Gene expression noise, η2, is defined by gene expression variance (σ2) over square of mean (μ2)8,10,16. To compute transcriptome-wide noise, we need to first evaluate noise of each gene (i = 1, …, m) between pairs of replicates or samples (j,k = 1,…,n):

$${\eta }_{i\left(jk\right)}^{2}=\frac{{\sigma }_{i\left(jk\right)}^{2}}{{\mu }_{i\left(jk\right)}^{2}}=2\frac{{\left({x}_{ij}-{x}_{ik}\right)}^{2}}{{\left({x}_{ij}+{x}_{ik}\right)}^{2}}$$

where xij and xik is the expression value of the ith gene in the jth and kth replicates/samples, and \({\sigma }_{i\left(jk\right)}^{2}={({x}_{ij}-{x}_{ik})}^{2}/2\) and \({\mu }_{i\left(jk\right)}^{2}={({x}_{ij}+{x}_{ik})}^{2}/4\) are the variance and square mean expression.
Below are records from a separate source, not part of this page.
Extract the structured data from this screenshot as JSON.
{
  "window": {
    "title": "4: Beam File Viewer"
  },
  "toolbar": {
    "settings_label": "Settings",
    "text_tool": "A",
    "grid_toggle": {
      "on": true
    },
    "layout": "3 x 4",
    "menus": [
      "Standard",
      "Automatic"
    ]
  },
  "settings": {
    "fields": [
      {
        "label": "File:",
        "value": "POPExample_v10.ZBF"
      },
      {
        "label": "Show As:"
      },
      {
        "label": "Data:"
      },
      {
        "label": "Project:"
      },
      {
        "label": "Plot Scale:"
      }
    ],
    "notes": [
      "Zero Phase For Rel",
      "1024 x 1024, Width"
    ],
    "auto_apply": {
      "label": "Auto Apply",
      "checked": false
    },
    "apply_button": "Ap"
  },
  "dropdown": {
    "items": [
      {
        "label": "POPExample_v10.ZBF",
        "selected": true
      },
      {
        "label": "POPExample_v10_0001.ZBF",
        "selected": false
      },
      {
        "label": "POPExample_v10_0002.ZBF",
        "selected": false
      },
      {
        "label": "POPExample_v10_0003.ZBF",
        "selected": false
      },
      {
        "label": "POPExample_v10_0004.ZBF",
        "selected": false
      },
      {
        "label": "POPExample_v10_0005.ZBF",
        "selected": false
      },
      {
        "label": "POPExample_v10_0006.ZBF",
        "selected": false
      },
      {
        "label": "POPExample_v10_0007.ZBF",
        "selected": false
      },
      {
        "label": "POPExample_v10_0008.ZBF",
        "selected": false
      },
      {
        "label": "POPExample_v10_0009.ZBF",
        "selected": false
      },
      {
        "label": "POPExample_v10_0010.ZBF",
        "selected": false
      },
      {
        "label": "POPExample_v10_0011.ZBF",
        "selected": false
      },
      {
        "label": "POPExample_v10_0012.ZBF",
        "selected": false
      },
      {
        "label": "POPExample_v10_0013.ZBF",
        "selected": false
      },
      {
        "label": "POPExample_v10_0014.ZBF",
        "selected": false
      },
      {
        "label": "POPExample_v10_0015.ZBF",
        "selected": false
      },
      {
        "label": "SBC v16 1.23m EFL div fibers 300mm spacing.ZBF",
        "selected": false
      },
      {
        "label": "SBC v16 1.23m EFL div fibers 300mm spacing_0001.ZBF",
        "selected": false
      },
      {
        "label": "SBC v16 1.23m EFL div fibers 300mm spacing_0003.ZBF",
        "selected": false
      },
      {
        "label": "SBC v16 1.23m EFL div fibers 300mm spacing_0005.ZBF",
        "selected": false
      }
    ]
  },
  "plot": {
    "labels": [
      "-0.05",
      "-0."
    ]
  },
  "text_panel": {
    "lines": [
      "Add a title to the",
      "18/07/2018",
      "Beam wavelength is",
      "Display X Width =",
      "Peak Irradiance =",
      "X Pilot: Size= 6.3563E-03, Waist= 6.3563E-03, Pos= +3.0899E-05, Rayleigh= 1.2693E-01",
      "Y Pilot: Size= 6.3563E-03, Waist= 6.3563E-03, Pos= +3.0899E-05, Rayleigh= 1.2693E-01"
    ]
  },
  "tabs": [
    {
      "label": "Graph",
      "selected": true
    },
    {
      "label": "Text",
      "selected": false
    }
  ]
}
We then summed the noise values of all genes between pairs of samples (j,k = 1,…,n) to calculate the total noise for each transcriptome, such as

$${\eta }^{2}=\sum_{i=1}^{m}{\eta }_{i}^{2}$$

where m is the total number of genes.

Probability of differential expression for Scatlay

We select DE genes from the between-condition scatter as those not overlapped onto the between-replicate scatters. Thus, the probability whether a gene is differentially expressed equates the probability for its between-condition gene expression vector [\({x}_{i1, } {x}_{i2}\)] (with i = 1, …, m) to fall into the cloud of gene expression scatter between 2 replicates:

$$p= {\int }_{-\infty }^{({x}_{i1}, {x}_{i2})}f({x}_{i1},{x}_{i2})$$

in which f is the estimated kernel density function on between-replicate scatters:

$$f\left({x}_{i1},{x}_{i2}\right)=\frac{1}{2}({G}_{H}\left({x}_{i1}-{X}_{1}\right)+{G}_{H}\left({x}_{i2}-{X}_{2}\right))$$

where \({X}_{k}\) is the concatenated gene expression vector in 2 conditions at replicate k (k = 1,2), \({G}_{H}\) is 2D Gaussian kernel function at variance matrix (bandwidth) H, and the variance matrix H was estimated based on \({X}_{1}\) and \({X}_{2}\) vectors using hpi function from ks package31.